One small step for man, one giant leap for mankind takes you to Time and Space, Haydn Robinson's projection mapping piece that combines the spirit of Heath Robinson with a sense of awe for York's astronomers and our modern space explorers, beamed on the face of St Helen's Church. This culminates in the church wall taking on the shape of a space rocket with Yorkshire insignia; wishful thinking but witty all the same.

The wafting smells of York Cocoa House chocolate will draw you to Then Chocolate It Shall Be, a performance art piece by Viaperformance that rather smells of something else, in the garden murk at King's Manor where a ground-shaking bass guitarist and strange-shaped blobby figures are having a wild time.

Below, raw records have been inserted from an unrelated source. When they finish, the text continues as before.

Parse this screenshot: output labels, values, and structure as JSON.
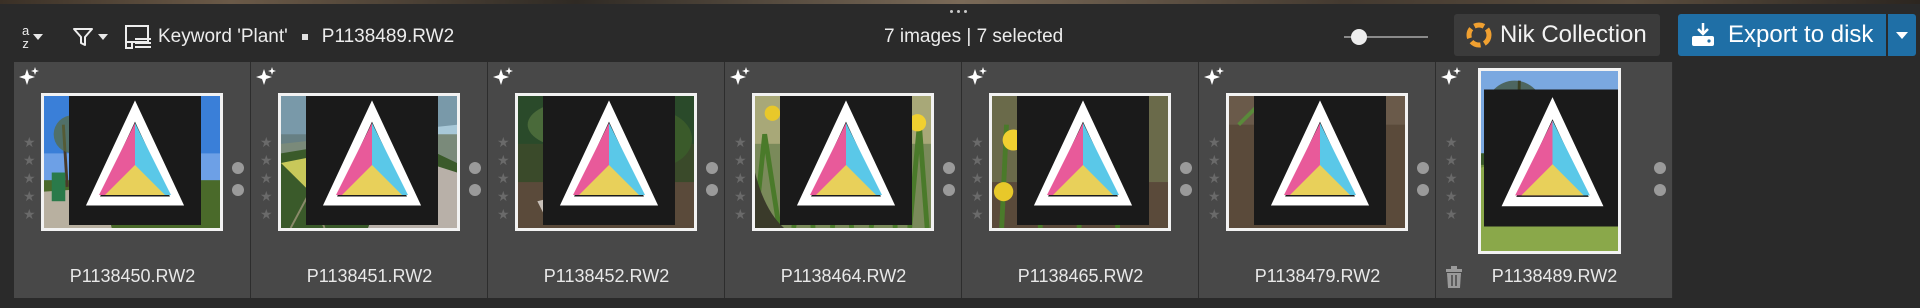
{
  "toolbar": {
    "sort_top": "a",
    "sort_bottom": "z",
    "keyword_label": "Keyword 'Plant'",
    "current_file": "P1138489.RW2",
    "image_count": "7 images | 7 selected",
    "zoom_fraction": 0.18,
    "nik_label": "Nik Collection",
    "export_label": "Export to disk"
  },
  "filmstrip": [
    {
      "filename": "P1138450.RW2",
      "stars": 0,
      "selected": true,
      "scene": "park"
    },
    {
      "filename": "P1138451.RW2",
      "stars": 0,
      "selected": true,
      "scene": "greenhouse"
    },
    {
      "filename": "P1138452.RW2",
      "stars": 0,
      "selected": true,
      "scene": "primrose"
    },
    {
      "filename": "P1138464.RW2",
      "stars": 0,
      "selected": true,
      "scene": "daffodils"
    },
    {
      "filename": "P1138465.RW2",
      "stars": 0,
      "selected": true,
      "scene": "daffodils2"
    },
    {
      "filename": "P1138479.RW2",
      "stars": 0,
      "selected": true,
      "scene": "bluebells"
    },
    {
      "filename": "P1138489.RW2",
      "stars": 0,
      "selected": true,
      "scene": "garden-portrait"
    }
  ],
  "colors": {
    "accent": "#1f6fa6",
    "background": "#2a2a2a",
    "cell": "#484848"
  },
  "icons": [
    "sort-az-icon",
    "filter-icon",
    "keyword-icon",
    "nik-logo-icon",
    "export-icon",
    "sparkle-icon",
    "color-profile-icon",
    "trash-icon",
    "star-icon"
  ]
}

Leaving them to it, hot chocolate provides the fuel to negotiate the Spark trail of seven commissions by emerging artists, ranging from a greenhouse to a meditative wall of concrete and Four Shadows Theatre's Remember Remember in the Treasurer's House garden, where a spinning carousel of speakers tellsGuy Fawkes's story to the sound of a crackling fire as actors carry powder kegs and a model of a ship.

Andrew Potterton's Wind Chimes invite you to bash them in an unholy din outside Holy Trinity Church, Goodramgate; inside, the candle-lit pews are the night's most peaceful and radiant sight.

Time for reflection before a brisk walk to the National Railway Museum for Locos In A Different Light. Six competing teams of performing arts students have lit locomotives in the darkened Great Hall, where steam rises from funnels and a soundtrack of locos rattling down the tracks is truly magical. The judges got it wrong by the way: runners-up York College's Evening Star should have won.

However, York at large is the winner again with Illuminating York, and now the festival steering committee is initiating plans to stretch the festival across the winter months. One way to keep York bright at night would be to encourage bookshops, cafes and the like to stay open later. Just a thought.